Las empresas transitarias ahora deben asegurarse de que sus clientes, los importadores de Aparatos Eléctricos y Electrónicos (AEE) y Pilas & Acumuladores, cumplan con los requisitos de etiquetado, la correcta gestión de residuos y el registro industrial. Esto ha introducido una nueva dinámica en el sector, donde los operadores logísticos deben actuar no solo como gestores de transporte, sino también como garantes de la conformidad de sus clientes. El éxito en esta nueva faceta depende de su capacidad para adaptarse rápidamente a las exigencias regulatorias sin sacrificar la eficiencia operativa.

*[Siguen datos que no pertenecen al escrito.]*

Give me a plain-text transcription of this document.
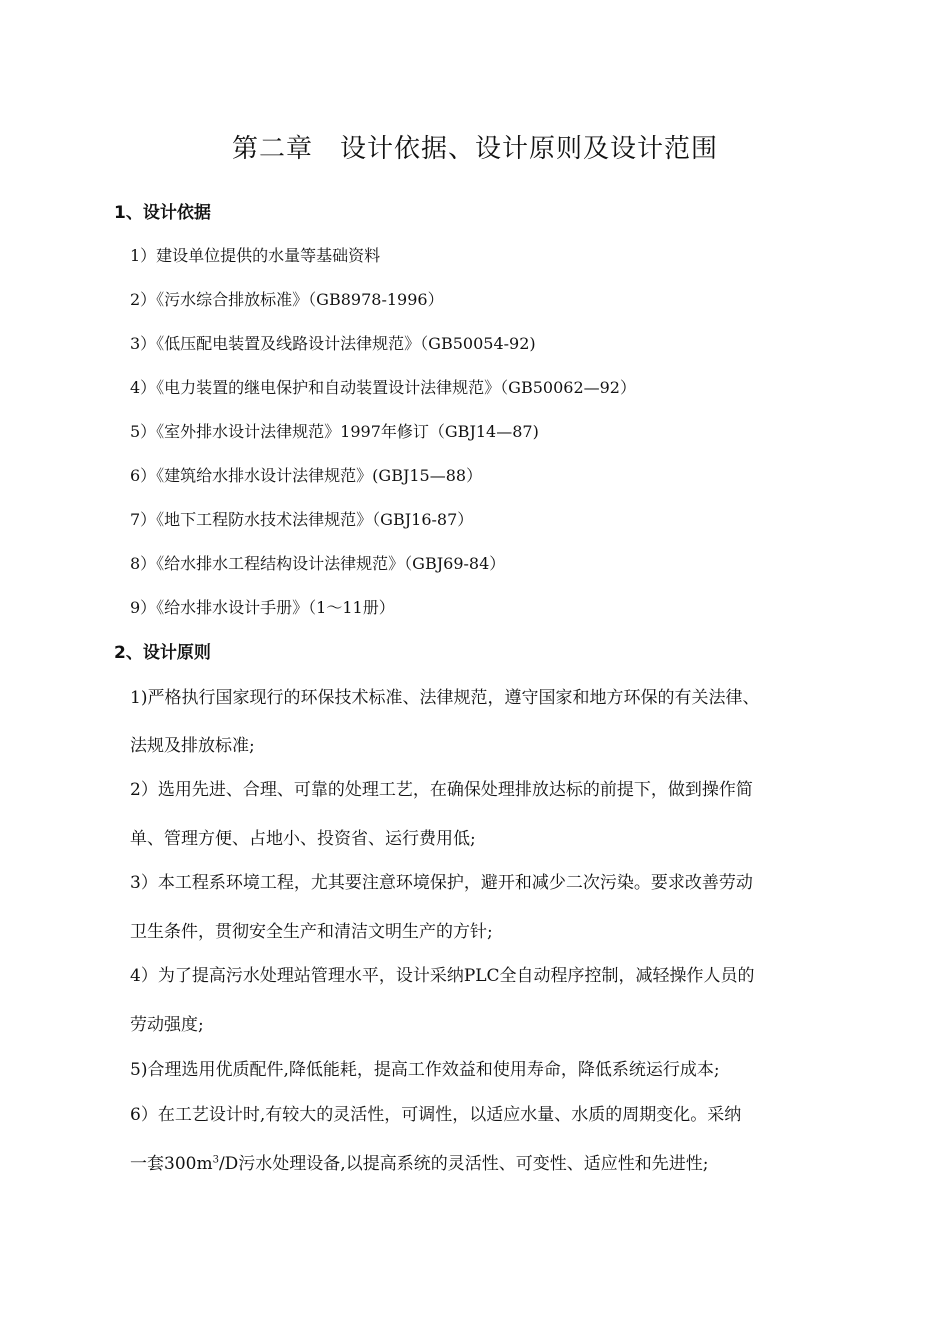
第二章　设计依据、设计原则及设计范围
1、设计依据
1）建设单位提供的水量等基础资料
2）《污水综合排放标准》（GB8978-1996）
3）《低压配电装置及线路设计法律规范》（GB50054-92)
4）《电力装置的继电保护和自动装置设计法律规范》（GB50062—92）
5）《室外排水设计法律规范》1997年修订（GBJ14—87)
6）《建筑给水排水设计法律规范》(GBJ15—88）
7）《地下工程防水技术法律规范》（GBJ16-87）
8）《给水排水工程结构设计法律规范》（GBJ69-84）
9）《给水排水设计手册》（1～11册）
2、设计原则
1)严格执行国家现行的环保技术标准、法律规范，遵守国家和地方环保的有关法律、
法规及排放标准;
2）选用先进、合理、可靠的处理工艺，在确保处理排放达标的前提下，做到操作简
单、管理方便、占地小、投资省、运行费用低;
3）本工程系环境工程，尤其要注意环境保护，避开和减少二次污染。要求改善劳动
卫生条件，贯彻安全生产和清洁文明生产的方针;
4）为了提高污水处理站管理水平，设计采纳PLC全自动程序控制，减轻操作人员的
劳动强度;
5)合理选用优质配件,降低能耗，提高工作效益和使用寿命，降低系统运行成本;
6）在工艺设计时,有较大的灵活性，可调性，以适应水量、水质的周期变化。采纳
一套$300m^3/D$污水处理设备,以提高系统的灵活性、可变性、适应性和先进性;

Además, esta normativa refuerza la importancia de contar con aliados estratégicos y expertos en el cumplimiento regulatorio, ya que las sanciones por incumplimiento pueden ser severas, tanto en términos económicos como reputacionales. La necesidad de externalizar ciertos aspectos de la gestión del cumplimiento normativo ha crecido exponencialmente, destacando la relevancia de integrar soluciones que permitan a las empresas enfocarse en sus operaciones principales sin descuidar las nuevas exigencias legales.